Profile of eccentric personage

Interview with famous person

Story of a stunt action

International report

Highlight of social issue

Memoir of picayune childhood experience

Famous people and international reports he could do nothing about — he didn’t know any famous people, and he didn’t have the money to go to the nearest war. But the rest: They had an eccentric personage, he had an eccentric personage (the baker). They had a stunt action, he had a stunt action (the evangelicals). And while the Jewish evacuation of Rhode Island was perhaps not as pressing an issue as the epidemic of underage mothers, it was along the same spectrum, that could not be denied. Was Slava required to produce a memoir of Little League times or learning to bake with his mother? Slava cursed his mother for never teaching him how to bake, and the full Gelman clan for keeping him busy translating credit-card offers until it was too late to join Little League.

No, it couldn’t be the subjects. It had to be the style. Slava returned to the issue and reread every article. Then he went to a bin where he kept old issues and reread the last six issues, this time latitudinally: the opening story across all six; the next story across all six; the closing story. He experienced the Egyptologist’s tremor upon stumbling on Nefertiti’s lunch bowl: He had decoded the pattern. The wipe board full, Slava started taping note cards on the refrigerator, the fridge burping in acknowledgment of this first garlanding since its purchase.

Article A. Opening part: The Scene. Sentence One: Specific Date. “On January 27, 2005, Avery Coulter went outside to clear his driveway of the heavy snowfall that had blanketed Rochester, New York, the previous night.”

The prose made the obvious elegant — you could not very well shovel snow anywhere but outside, could you, but one didn’t mind with such a sinuous sentence — and though it stayed well shy of the fences, the tempered, diffident tone was like a mother’s hand on the cheek. Absent a mother, a Beau Reasons.

Onward. We watch Avery start to shovel the driveway; his neighbor owns a Range Rover; the township recently cleared a nearby creek’s overflow tubes of debris (the randomness of the details only adds to their aristocratic, mysterious elegance); booltykh —Avery feels a strain in his lower back. He knows something’s wrong.
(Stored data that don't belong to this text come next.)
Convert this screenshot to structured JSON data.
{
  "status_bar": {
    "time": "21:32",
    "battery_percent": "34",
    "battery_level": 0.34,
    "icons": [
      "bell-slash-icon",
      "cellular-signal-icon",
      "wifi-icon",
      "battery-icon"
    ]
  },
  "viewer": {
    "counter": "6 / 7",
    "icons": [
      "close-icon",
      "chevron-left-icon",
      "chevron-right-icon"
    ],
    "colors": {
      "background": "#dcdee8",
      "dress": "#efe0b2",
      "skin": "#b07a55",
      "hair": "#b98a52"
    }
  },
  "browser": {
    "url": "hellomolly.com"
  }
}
Section break.

Section Two: The Issue. “Tens of thousands of Americans strain their backs shoveling snow every year, leading to millions of lost workdays and tens of millions of dollars in hospital bills. Many Americans have snowblowers, but quality machines are pricey indulgences, at five hundred dollars and more. It was while Coulter, an entrepreneur, was laid up after his unsuccessful driveway clearing — according to Forbes , Coulter has enough money for a million snowblowers, but that morning he wanted some exercise — that he thought: There has got to be a better way.”
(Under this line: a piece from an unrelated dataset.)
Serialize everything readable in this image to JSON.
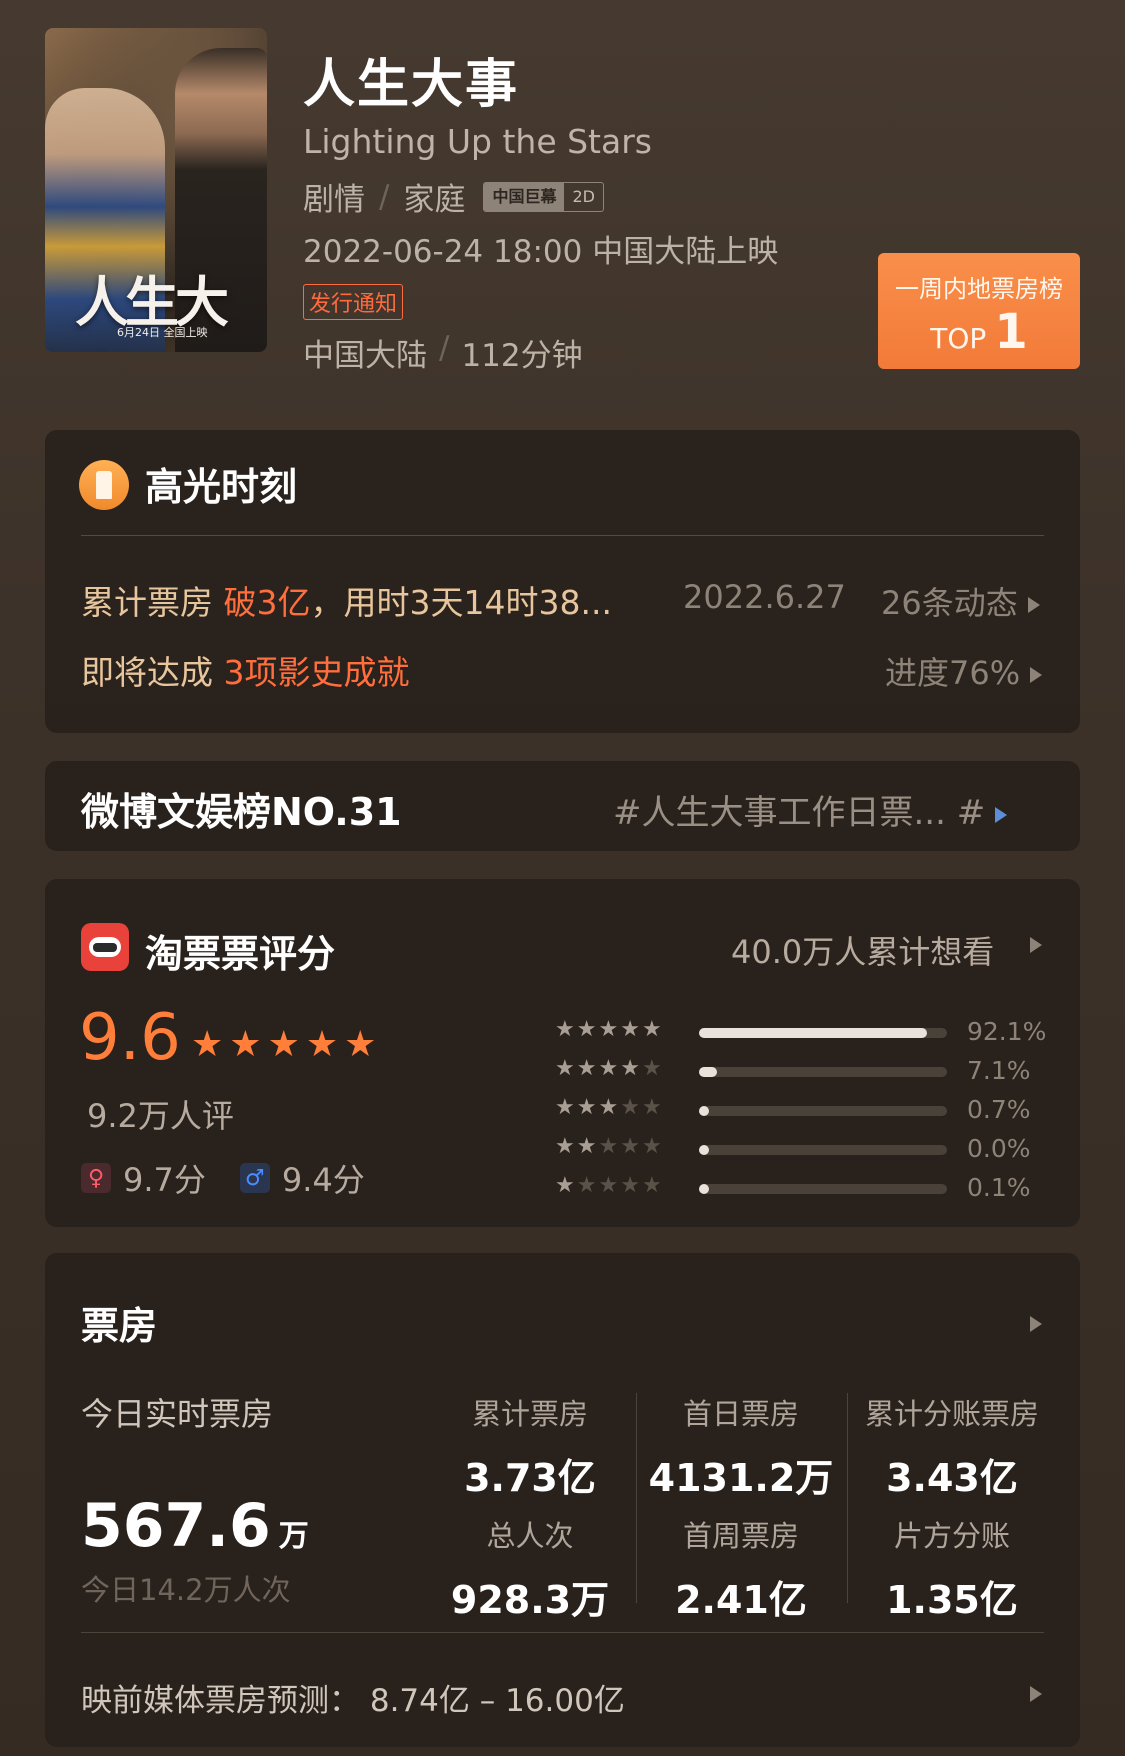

Section 2A: The Quote. “‘I hadn’t shoveled a driveway since I was seventeen,’ Coulter said on a recent afternoon. ‘So I guess it served me right. But it wiped me out for a week. I thought about people who don’t have the luxury of that. And that’s when I thought: SnowGlow.’
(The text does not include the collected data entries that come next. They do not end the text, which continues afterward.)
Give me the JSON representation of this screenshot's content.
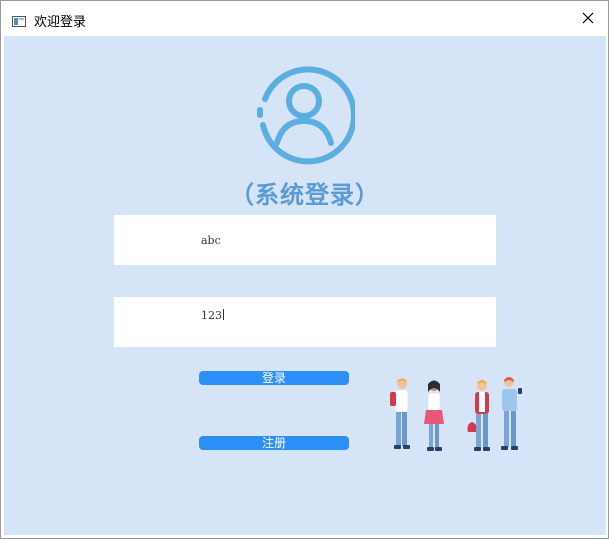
{
  "window": {
    "title": "欢迎登录",
    "close_glyph": "✕"
  },
  "login": {
    "heading": "（系统登录）",
    "username_value": "abc",
    "password_value": "123",
    "login_button": "登录",
    "register_button": "注册"
  },
  "icons": {
    "app": "app-window-icon",
    "avatar": "user-avatar-icon",
    "close": "close-icon",
    "illustration": "people-group-illustration"
  },
  "colors": {
    "background": "#d6e4f7",
    "accent": "#5aaee0",
    "heading": "#5b9bd5",
    "button": "#2b8ff5"
  }
}
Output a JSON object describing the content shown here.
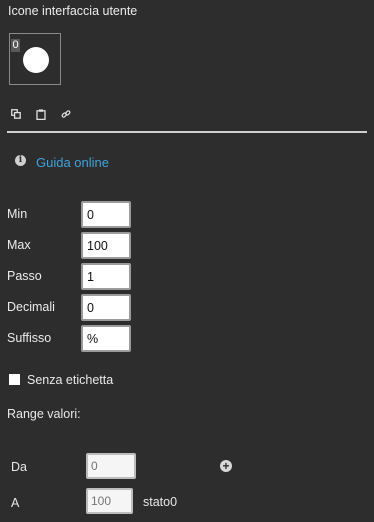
{
  "panel": {
    "title": "Icone interfaccia utente"
  },
  "icon_slot": {
    "index": "0"
  },
  "toolbar": {
    "copy_icon": "copy-icon",
    "paste_icon": "clipboard-icon",
    "link_icon": "link-icon"
  },
  "help": {
    "label": "Guida online",
    "icon": "info-icon"
  },
  "fields": {
    "min": {
      "label": "Min",
      "value": "0"
    },
    "max": {
      "label": "Max",
      "value": "100"
    },
    "step": {
      "label": "Passo",
      "value": "1"
    },
    "decimals": {
      "label": "Decimali",
      "value": "0"
    },
    "suffix": {
      "label": "Suffisso",
      "value": "%"
    }
  },
  "no_label": {
    "label": "Senza etichetta",
    "checked": false
  },
  "range": {
    "title": "Range valori:",
    "from": {
      "label": "Da",
      "placeholder": "0"
    },
    "to": {
      "label": "A",
      "placeholder": "100",
      "state": "stato0"
    }
  },
  "colors": {
    "background": "#2d2d2d",
    "link": "#3ea3dc",
    "text": "#ececec"
  }
}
“Coulter, who specializes in domestic use of nuclear energy, imagined a negligibly radioactive field that could melt the snow in your yard [note the smooth intimacy! not a yard but your yard] at the rate of a square foot a second. Don a protective suit, warn the neighbors, flip a switch, and voilà: snow into snowmelt.”

And we’re off. A biographical section on Coulter, quotes from a current (ingratiating) and a former (passive-aggressive) associate, a skeptical comment about runoff from someone in Energy, a zoom-out about the state of nuclear, and then the semi-autistic peter-out of the end: “The winter has been especially persistent in Rochester this year. On a recent afternoon, Coulter was in his driveway, pulverizing a snowfall with SnowGlow. By his count, it was number sixteen of the season. He had been spending more time at home than ever. In his hazmat suit, he looked a little like an extra from Red Dawn . It was nearly dark when his wife called him to dinner. ‘In a minute!’ he yelled. He sounded like a kid reluctant to let go of a toy.”